All of these points are excellent. They lack detail of course, and the devil is always in the detail, and I would have liked to have seen a little more on what would be included in the ‘great repeal’ given that later it only talks about ‘safeguards’ against the abuse of anti-terrorism laws, but really this is as good as anyone could have hoped for, even, though they may not admit it, many of the more socially-liberal Labour Party supporters. The reform of libel laws and commitment to transparency is equally as welcome as the rolling back or regulation of surveillance, and this seems to extend into other parts of the agreement for the reform of government and elections. I hope the eventual full programme will also include some rationalisation of the crazy landscape of multiple ‘commissions’ to regulate different aspects of state-citizen information relations, in favour of an expanded and more powerful Information Commissioner’s Office, but we will see. However, this is a great start (and I never, ever, thought I would be saying that about a Conservative government…).

UK ID Card Program scrapped after election (and more)

As both the Conservative Party and the Liberal Democrats in the UK had the scrapping of the National Identity Card card scheme as part of their manifesto, the unpopular program has been suspended immediately by the new coalition government, pending further announcements.

The full statement reads as follows:

“Both Parties that now form the new Government stated in their manifestos that they will cancel Identity Cards and the National Identity Register. We will announce in due course how this will be achieved. Applications can continue to be made for ID cards but we would advise anyone thinking of applying to wait for further announcements.

Until Parliament agrees otherwise, identity cards remain valid and as such can still be used as an identity document and for travel within Europe. We will update you with further information as soon as we have it.”

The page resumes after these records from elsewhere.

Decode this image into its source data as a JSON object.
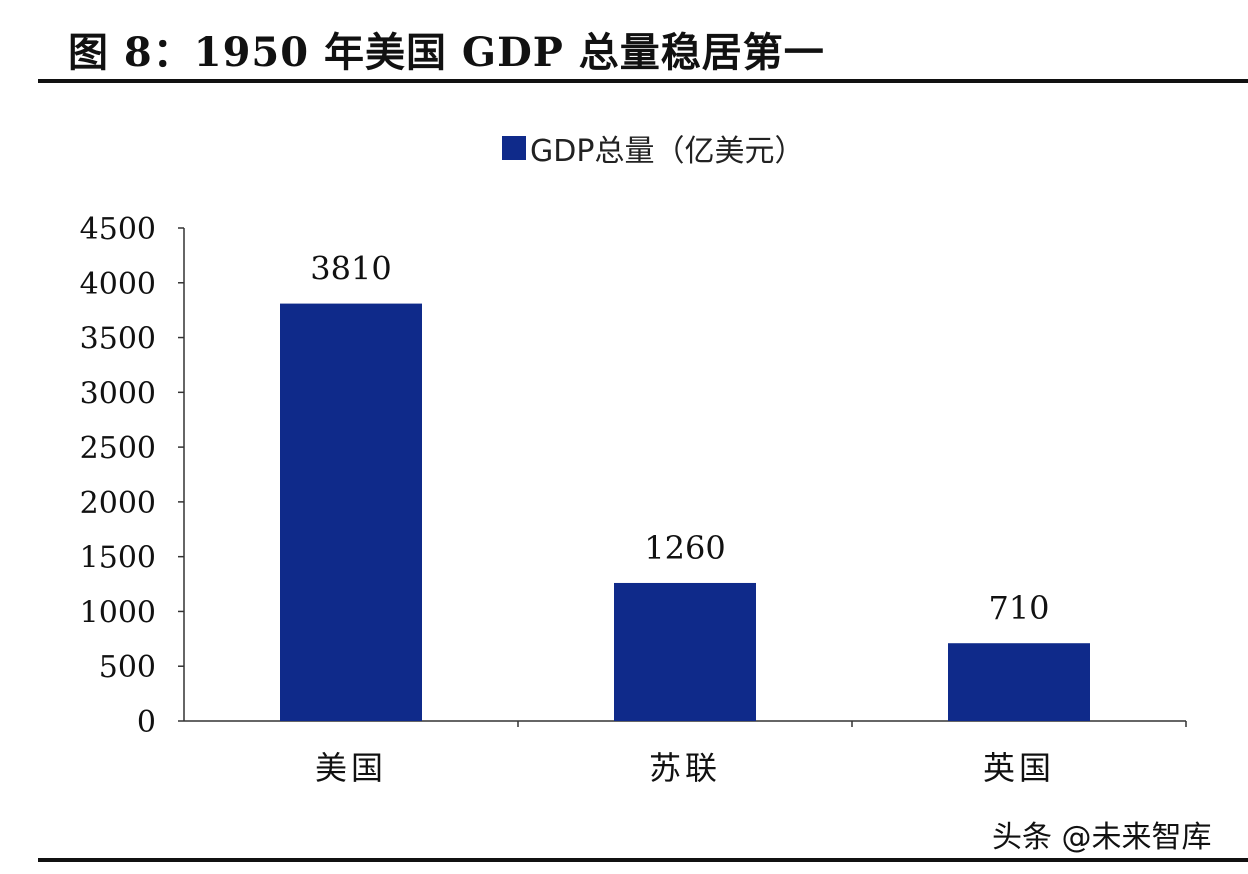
{
  "figure": {
    "title": "图 8：1950 年美国 GDP 总量稳居第一"
  },
  "watermark": "头条 @未来智库",
  "chart_data": {
    "type": "bar",
    "categories": [
      "美国",
      "苏联",
      "英国"
    ],
    "series": [
      {
        "name": "GDP总量（亿美元）",
        "values": [
          3810,
          1260,
          710
        ],
        "color": "#0f2a8a"
      }
    ],
    "data_labels": [
      "3810",
      "1260",
      "710"
    ],
    "y_ticks": [
      0,
      500,
      1000,
      1500,
      2000,
      2500,
      3000,
      3500,
      4000,
      4500
    ],
    "ylim": [
      0,
      4500
    ],
    "xlabel": "",
    "ylabel": "",
    "grid": false,
    "legend_position": "top-center"
  }
}
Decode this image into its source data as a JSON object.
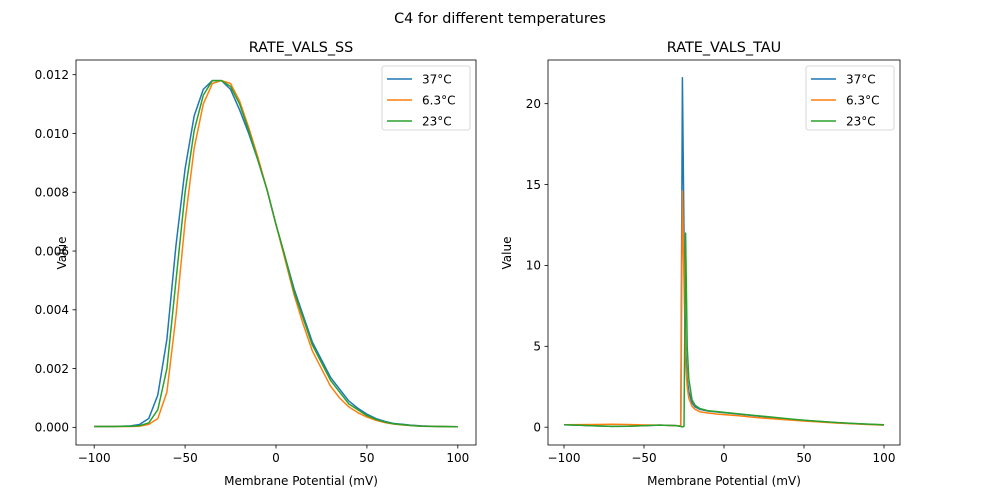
{
  "figure": {
    "suptitle": "C4 for different temperatures"
  },
  "chart_data": [
    {
      "type": "line",
      "title": "RATE_VALS_SS",
      "xlabel": "Membrane Potential (mV)",
      "ylabel": "Value",
      "xlim": [
        -110,
        110
      ],
      "ylim": [
        -0.0006,
        0.0125
      ],
      "xticks": [
        -100,
        -50,
        0,
        50,
        100
      ],
      "xtick_labels": [
        "−100",
        "−50",
        "0",
        "50",
        "100"
      ],
      "yticks": [
        0.0,
        0.002,
        0.004,
        0.006,
        0.008,
        0.01,
        0.012
      ],
      "ytick_labels": [
        "0.000",
        "0.002",
        "0.004",
        "0.006",
        "0.008",
        "0.010",
        "0.012"
      ],
      "legend": "top-right",
      "grid": false,
      "x": [
        -100,
        -90,
        -80,
        -75,
        -70,
        -65,
        -60,
        -55,
        -50,
        -45,
        -40,
        -35,
        -30,
        -25,
        -20,
        -15,
        -10,
        -5,
        0,
        5,
        10,
        15,
        20,
        25,
        30,
        35,
        40,
        45,
        50,
        55,
        60,
        65,
        70,
        75,
        80,
        90,
        100
      ],
      "series": [
        {
          "name": "37°C",
          "color": "#1f77b4",
          "values": [
            3e-05,
            3e-05,
            5e-05,
            0.0001,
            0.0003,
            0.0011,
            0.003,
            0.0062,
            0.0088,
            0.0106,
            0.0115,
            0.0118,
            0.0118,
            0.0115,
            0.0108,
            0.01,
            0.0091,
            0.0081,
            0.0069,
            0.0058,
            0.0047,
            0.0038,
            0.0029,
            0.0023,
            0.0017,
            0.0013,
            0.0009,
            0.00065,
            0.00045,
            0.0003,
            0.0002,
            0.00013,
            0.0001,
            7e-05,
            5e-05,
            3e-05,
            2e-05
          ]
        },
        {
          "name": "6.3°C",
          "color": "#ff7f0e",
          "values": [
            3e-05,
            3e-05,
            3e-05,
            4e-05,
            0.0001,
            0.0003,
            0.0012,
            0.0038,
            0.007,
            0.0095,
            0.011,
            0.0117,
            0.0118,
            0.0117,
            0.0111,
            0.0102,
            0.0092,
            0.0081,
            0.0069,
            0.0057,
            0.0045,
            0.0035,
            0.0026,
            0.002,
            0.0014,
            0.001,
            0.0007,
            0.0005,
            0.00035,
            0.00024,
            0.00016,
            0.00011,
            8e-05,
            6e-05,
            4e-05,
            3e-05,
            2e-05
          ]
        },
        {
          "name": "23°C",
          "color": "#2ca02c",
          "values": [
            3e-05,
            3e-05,
            4e-05,
            6e-05,
            0.00015,
            0.0006,
            0.002,
            0.005,
            0.008,
            0.0101,
            0.0113,
            0.0118,
            0.0118,
            0.0116,
            0.011,
            0.0101,
            0.0091,
            0.0081,
            0.0069,
            0.0058,
            0.0046,
            0.0037,
            0.0028,
            0.0022,
            0.0016,
            0.0012,
            0.0008,
            0.0006,
            0.0004,
            0.00027,
            0.00018,
            0.00012,
            9e-05,
            6e-05,
            4e-05,
            3e-05,
            2e-05
          ]
        }
      ]
    },
    {
      "type": "line",
      "title": "RATE_VALS_TAU",
      "xlabel": "Membrane Potential (mV)",
      "ylabel": "Value",
      "xlim": [
        -110,
        110
      ],
      "ylim": [
        -1.1,
        22.7
      ],
      "xticks": [
        -100,
        -50,
        0,
        50,
        100
      ],
      "xtick_labels": [
        "−100",
        "−50",
        "0",
        "50",
        "100"
      ],
      "yticks": [
        0,
        5,
        10,
        15,
        20
      ],
      "ytick_labels": [
        "0",
        "5",
        "10",
        "15",
        "20"
      ],
      "legend": "top-right",
      "grid": false,
      "series": [
        {
          "name": "37°C",
          "color": "#1f77b4",
          "x": [
            -100,
            -90,
            -80,
            -70,
            -60,
            -50,
            -40,
            -30,
            -27,
            -26,
            -25,
            -24,
            -23,
            -22,
            -20,
            -18,
            -15,
            -10,
            -5,
            0,
            10,
            20,
            30,
            40,
            50,
            60,
            70,
            80,
            90,
            100
          ],
          "values": [
            0.15,
            0.12,
            0.08,
            0.05,
            0.06,
            0.1,
            0.13,
            0.1,
            0.05,
            21.6,
            12.0,
            5.0,
            3.0,
            2.2,
            1.5,
            1.25,
            1.1,
            1.0,
            0.95,
            0.9,
            0.8,
            0.7,
            0.6,
            0.5,
            0.42,
            0.35,
            0.28,
            0.23,
            0.18,
            0.14
          ]
        },
        {
          "name": "6.3°C",
          "color": "#ff7f0e",
          "x": [
            -100,
            -90,
            -80,
            -70,
            -60,
            -50,
            -40,
            -30,
            -27,
            -26,
            -25,
            -24,
            -23,
            -22,
            -20,
            -18,
            -15,
            -10,
            -5,
            0,
            10,
            20,
            30,
            40,
            50,
            60,
            70,
            80,
            90,
            100
          ],
          "values": [
            0.15,
            0.16,
            0.17,
            0.18,
            0.17,
            0.14,
            0.13,
            0.1,
            0.08,
            14.6,
            9.0,
            4.0,
            2.5,
            1.8,
            1.3,
            1.1,
            0.95,
            0.88,
            0.82,
            0.78,
            0.7,
            0.6,
            0.52,
            0.45,
            0.38,
            0.32,
            0.26,
            0.21,
            0.17,
            0.13
          ]
        },
        {
          "name": "23°C",
          "color": "#2ca02c",
          "x": [
            -100,
            -90,
            -80,
            -70,
            -60,
            -50,
            -40,
            -30,
            -27,
            -26,
            -25,
            -24,
            -23,
            -22,
            -20,
            -18,
            -15,
            -10,
            -5,
            0,
            10,
            20,
            30,
            40,
            50,
            60,
            70,
            80,
            90,
            100
          ],
          "values": [
            0.15,
            0.12,
            0.08,
            0.05,
            0.06,
            0.1,
            0.13,
            0.1,
            0.05,
            0.02,
            0.05,
            12.0,
            5.0,
            3.0,
            1.7,
            1.35,
            1.15,
            1.02,
            0.97,
            0.92,
            0.82,
            0.72,
            0.62,
            0.52,
            0.43,
            0.36,
            0.29,
            0.24,
            0.19,
            0.15
          ]
        }
      ]
    }
  ]
}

But although the cards will almost certainly go, despite the statement it is unclear yet what will be the fate of the National Identity Register (NIR), the new central database at the heart of the scheme. Neither party, and the Tories especially, said anything specific in their manifestos about scrapping the database, so we will see what happens here – although the statement issued seems categorical about this too. Although the end of the card scheme reduces opportunities for the ‘papers, please’ style abuse of minorities, it is the database that is of biggest concern to those interested in surveillance and social sorting. I have long favoured a secure central government Information Clearinghouse, which whilst transferring necessary information as needed and consented to between different parts of government, would not in itself hold any data. I suspect however, that some fudge will emerge!

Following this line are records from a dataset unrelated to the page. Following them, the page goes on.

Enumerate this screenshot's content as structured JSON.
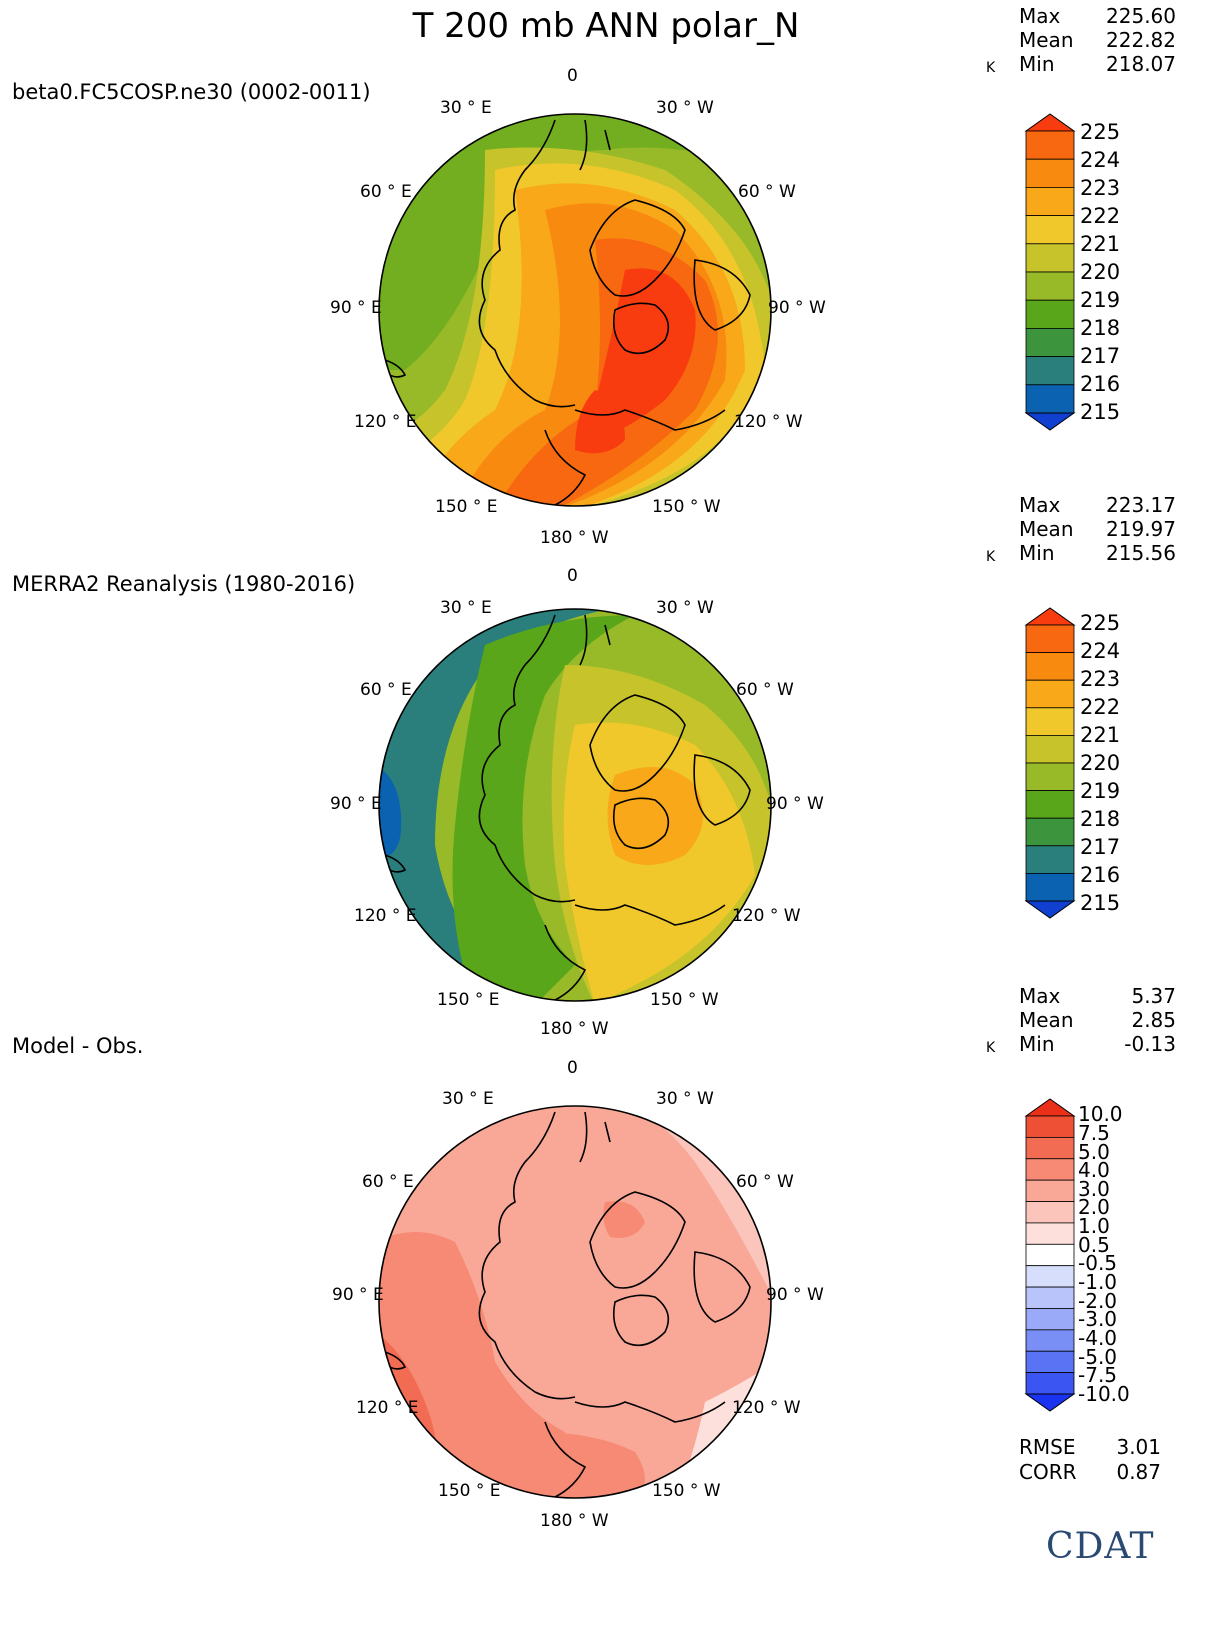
{
  "title": "T 200 mb ANN polar_N",
  "units": "K",
  "longitude_labels": {
    "top": "0",
    "upper_left": "30 ° E",
    "upper_right": "30 ° W",
    "left_upper": "60 ° E",
    "right_upper": "60 ° W",
    "left": "90 ° E",
    "right": "90 ° W",
    "left_lower": "120 ° E",
    "right_lower": "120 ° W",
    "lower_left": "150 ° E",
    "lower_right": "150 ° W",
    "bottom": "180 ° W"
  },
  "panels": [
    {
      "label": "beta0.FC5COSP.ne30 (0002-0011)",
      "stats": {
        "max_label": "Max",
        "max": "225.60",
        "mean_label": "Mean",
        "mean": "222.82",
        "min_label": "Min",
        "min": "218.07"
      },
      "colorbar": [
        "225",
        "224",
        "223",
        "222",
        "221",
        "220",
        "219",
        "218",
        "217",
        "216",
        "215"
      ]
    },
    {
      "label": "MERRA2 Reanalysis (1980-2016)",
      "stats": {
        "max_label": "Max",
        "max": "223.17",
        "mean_label": "Mean",
        "mean": "219.97",
        "min_label": "Min",
        "min": "215.56"
      },
      "colorbar": [
        "225",
        "224",
        "223",
        "222",
        "221",
        "220",
        "219",
        "218",
        "217",
        "216",
        "215"
      ]
    },
    {
      "label": "Model - Obs.",
      "stats": {
        "max_label": "Max",
        "max": "5.37",
        "mean_label": "Mean",
        "mean": "2.85",
        "min_label": "Min",
        "min": "-0.13"
      },
      "colorbar": [
        "10.0",
        "7.5",
        "5.0",
        "4.0",
        "3.0",
        "2.0",
        "1.0",
        "0.5",
        "-0.5",
        "-1.0",
        "-2.0",
        "-3.0",
        "-4.0",
        "-5.0",
        "-7.5",
        "-10.0"
      ]
    }
  ],
  "metrics": {
    "rmse_label": "RMSE",
    "rmse": "3.01",
    "corr_label": "CORR",
    "corr": "0.87"
  },
  "logo_text": "CDAT",
  "colors": {
    "temp_scale": [
      "#1040d0",
      "#0a62b0",
      "#2a7f7d",
      "#3c943c",
      "#5aa61a",
      "#98ba28",
      "#c6c42a",
      "#f0c82c",
      "#f8a818",
      "#f88a10",
      "#f86810",
      "#f83c10"
    ],
    "diff_scale": [
      "#1a33f0",
      "#3b55f2",
      "#5a73f4",
      "#7a8ff6",
      "#9aaaf8",
      "#b9c4fa",
      "#d6defc",
      "#ffffff",
      "#fde0dc",
      "#fcc5bc",
      "#f9a898",
      "#f68a74",
      "#f26c54",
      "#ee5036",
      "#ea3018"
    ]
  }
}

In the meantime, the price of the coalition also was reported to include new legislation regulating video surveillance (CCTV) cameras (only about 20 years too late, but that’s the speed of British politics for you), and the review of many of the new powers in the (Anti-)Terrorism and Civil Contingencies Acts (and perhaps the Regulation of Investigatory Powers Act too – though it hasn’t yet been mentioned specifically). It is very rare that legislation is repealed or rolled back but we may yet see an increase in civil liberties under the new coalition. The one big worry in this are though is the Conservative opposition to the Human Rights Act – however with their Liberal Democrat partners being committed to the HRA, I can’t see any moves to repeal the act in this Parliament.